In dem weiteren Fall T 1444/20 hat die Beschwerdekammer 3.3.01 den Fall betrachtet, ob anspruchsähnliche Abschnitte" (claim-like clauses")aus der Beschreibung entfernt werden müssen. Solche werden der Beschreibung von europäischen Anmeldungen oftmals als anspruchsähnliche Rückfallpositionen hinzugefügt, für die keine Anspruchsgebühren entrichtet werden müssen. Bemerkenswerterweise war es vor der Einführung der Prüfungsrichtlinien 2021 sogar bereits Standard, solche anspruchsähnlichen Abschnitte vor der Erteilung zu entfernen. Allerdings entschied die Beschwerdekammer, dass es keinen Grund dafür gäbe, warum die Existenz des Abschnitts konkrete Ausführungsformen der Erfindung" in der Beschreibung die Klarheit der Ansprüche beeinflussen sollte (vgl. Entscheidungsgründe, Referenz 2.5), da die nummerierten Ausführungsformen nicht mit Ansprüchen verwechselt werden könnten. Es wäre offensichtlich, dass diese Teil des Beschreibungstextes sind und auch nicht als Ansprüche bezeichnet werden (vgl. Entscheidungsgründe, Rn. 2.4). Die Beschwerdekammer kritisierte zudem, dass die Richtlinien inkonsistent seien, da sie einerseits anerkennen, dass anspruchsähnliche Abschnitte Grund für mangelnde Klarheit sein können (aber nicht müssen), aber andererseits erfordern, dass solche anspruchsähnlichen Abschnitte immer entfernt werden müssen (vgl. Entscheidungsgründe, Rn. 2.6).

Die Beschwerdekammer entschied daher, dass, solange die anspruchsähnlichen Abschnitte in der Beschreibung nicht zu einer Unklarheit der Ansprüche führten, Art. 84 EPÜ deren Entfernung nicht rechtfertigen könne.

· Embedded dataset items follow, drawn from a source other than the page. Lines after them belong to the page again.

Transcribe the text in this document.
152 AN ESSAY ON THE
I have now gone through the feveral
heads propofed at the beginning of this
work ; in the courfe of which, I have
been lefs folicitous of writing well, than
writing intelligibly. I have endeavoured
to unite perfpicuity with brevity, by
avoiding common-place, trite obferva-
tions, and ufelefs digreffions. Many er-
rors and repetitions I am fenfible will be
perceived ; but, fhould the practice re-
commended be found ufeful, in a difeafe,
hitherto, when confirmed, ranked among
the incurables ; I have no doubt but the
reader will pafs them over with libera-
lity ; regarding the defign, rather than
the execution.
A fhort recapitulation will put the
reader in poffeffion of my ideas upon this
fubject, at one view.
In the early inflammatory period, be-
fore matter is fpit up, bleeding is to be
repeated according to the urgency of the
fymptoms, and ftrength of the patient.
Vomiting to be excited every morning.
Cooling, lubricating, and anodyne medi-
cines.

Zusammenfassung und Ausblick

Die beiden oben genannten Fälle liefern Anmeldern Argumente, um umfangreiche Anpassungen der Beschreibung abzuwehren. Allerdings gibt es einige Fälle, wie die T 1024/18, T 2766/17 und T 2293/18 (die nach der Entscheidung T 1989/18 ergingen), die der Standardargumentation des EPA folgen, wonach Art. 84 EPÜ eine rechtliche Grundlage für das Erfordernis der Beschreibungsanpassung biete. Im Gegensatz zu den Entscheidungen T 1989/18 und T 1444/20, die den niedrigsten Verteilungscode D" erhielten (d. h. die Entscheidungen werden nicht an andere Beschwerdekammern weitergeleitet), erhielten die anderen Entscheidungen den Verteilungscode C" (d. h. sie werden alle an andere Beschwerdekammern weitergeleitet). Das heißt, dass die beiden Entscheidungen T 1989/18, T 1444/20 von den EPA-Prüfern wahrscheinlich als Ausnahmen behandelt werden, und sie wohl weiterhin auf umfangreiche Anpassungen der Beschreibung bestehen werden. Anmelder müssen daher umso aufmerksamer sein, um die Beschreibung so anzupassen, dass damit einhergehende Beschränkungen des Schutzbereichs minimiert werden.